野獣とのランチ
ローレンス・ゴーリーは確かに体の大きなクマのような男だった。髭は“ある程度“整えられているが社交界では長く、ボサボサの範疇だろう。
服装は問題ない。カッチリとした正装で“服装だけは”清潔感がある。しかし不格好に伸びた黒い前髪は目に入りそうな長さで少しばかり鬱陶しい印象を受けざるを得ない。前髪の隙間から赤い目が時折チラチラ見えた。
シルビアの最初の見合い相手がローレンスだったならば間違いなく出会ってすぐに断りの手紙を侍女に書かせていたことだろう。
(女性に慣れてないとかのレベルではなさそう)
シルビアは紅茶を一口飲んだ。
(でも…)
少しだけ微笑む。
(リピアの好みではないわね)
それがなによりである。
リピアは筋肉ムチムチのガッチリした殿方よりはスラリとした殿方を好んで捕食する傾向にある。幸い社交界のお坊っちゃま方にはその手の痩せ型の方が多い。
ローレンスは明らかに前者だ。
軍に所属しているという前情報はサマンサから聞いている。彼が野蛮だの野獣だのと言われる由縁もここにあり、貴族のお坊っちゃんは好んでガチの方の軍隊に入ったりはしない。学園で騎士コースを選んだとしても戦場にはあまり出向かないエリート組になるからだ。
ローレンスは異例だが自ら望んで戦場に赴いているらしい。恐らくは彼のお父上が軍のお偉方であることも関係するだろうと推測できた。英雄と呼ばれる彼のお父上も自ら望んで戦場に行き、叩き上げでのし上がっているのはこの国では有名な話だからだ。
趣味で鍛えた筋肉とは明らかに違う。
元々背が高い上に筋肉がつけばクマのようにもなってしまうのも仕方ないのか。
ちなみにシルビアの元々の好みも細みの男性像だったがリピアの再三に渡る食い散らかし…いや、あっさりと食い散らかされていく男どもを散々見てきたシルビアにはもはや好みなどという細かな概念はなかった。
心底愛してくれていると思われた元婚約者すら姉妹を最後の最後まで見抜けずに退散したのだから仕方ない。期待は敵だ。油断は出来ない。
「ここまでは遠かったか?」
「1時間ほどですわ。ローレンス様の方がお時間かかったのでは?」
「まぁ2時間ほどだな…」
正直あまり会話は弾んでるとは言えなかった。
口下手なのだろう。明らかにこちらを伺う素振りが多い。言葉遣いは紳士的とは言えないが気取ってるよりかは話しやすい。

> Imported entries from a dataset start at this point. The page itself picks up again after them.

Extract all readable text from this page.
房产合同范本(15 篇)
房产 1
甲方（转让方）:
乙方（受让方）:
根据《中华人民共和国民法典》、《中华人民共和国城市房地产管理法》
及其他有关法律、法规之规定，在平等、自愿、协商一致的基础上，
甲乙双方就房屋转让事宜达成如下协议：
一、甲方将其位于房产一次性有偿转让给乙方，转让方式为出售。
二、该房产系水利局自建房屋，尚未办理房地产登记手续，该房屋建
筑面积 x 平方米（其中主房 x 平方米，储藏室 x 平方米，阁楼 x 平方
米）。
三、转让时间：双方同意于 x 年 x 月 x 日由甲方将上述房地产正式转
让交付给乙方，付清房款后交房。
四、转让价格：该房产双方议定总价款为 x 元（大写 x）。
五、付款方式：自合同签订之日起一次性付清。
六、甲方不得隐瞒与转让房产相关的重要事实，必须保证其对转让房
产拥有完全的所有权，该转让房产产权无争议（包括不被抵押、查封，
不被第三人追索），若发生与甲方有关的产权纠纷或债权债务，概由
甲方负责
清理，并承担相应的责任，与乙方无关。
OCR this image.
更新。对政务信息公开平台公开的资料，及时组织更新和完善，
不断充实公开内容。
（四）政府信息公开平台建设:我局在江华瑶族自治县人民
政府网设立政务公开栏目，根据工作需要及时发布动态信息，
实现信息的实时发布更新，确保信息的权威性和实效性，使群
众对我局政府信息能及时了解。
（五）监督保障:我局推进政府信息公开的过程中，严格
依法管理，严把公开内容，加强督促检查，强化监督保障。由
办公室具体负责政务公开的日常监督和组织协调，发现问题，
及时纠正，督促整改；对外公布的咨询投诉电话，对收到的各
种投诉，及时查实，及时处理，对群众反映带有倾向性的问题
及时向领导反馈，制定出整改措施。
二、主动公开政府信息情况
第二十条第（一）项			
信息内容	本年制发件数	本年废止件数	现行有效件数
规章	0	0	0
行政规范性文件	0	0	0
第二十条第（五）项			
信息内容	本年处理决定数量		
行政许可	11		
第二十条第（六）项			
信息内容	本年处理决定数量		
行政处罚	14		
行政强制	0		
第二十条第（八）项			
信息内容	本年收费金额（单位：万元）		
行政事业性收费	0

大貴族はもっと横柄かと心配していたが杞憂だったらしい。
問題は彼がシルビアを気に入っているかどうかだ。わざわざ貴族お見合い御用達のレストランに招待してくれたことから乗り気でないわけではないと信じたい。例え用意したのが彼の家の使用人だとしても。
内装も外装もきらびやかなレストランはもちろん個室だった。食事は大変美味しかったし、今出されている茶菓子や紅茶もとても美味しい。
もうほとんど今日のお見合いの工程は終わっているというのにこれといった手応えはなかった。
しかしシルビアから断るつもりはない。
今日会って彼のことはある程度気に入ったし、なによりサマンサの見立てを疑うことはしたくない。
彼女の“情報”はいつだって正確なのだ。
問題はローレンスがどう思っているか。
シルビアは窓の外に目を向けた。
広く美しい庭園が広がっている。流石はお見合い御用達。今の時期は薔薇が良く咲いている。
「お庭を歩きませんか?」
シルビアはローレンスに声をかけた。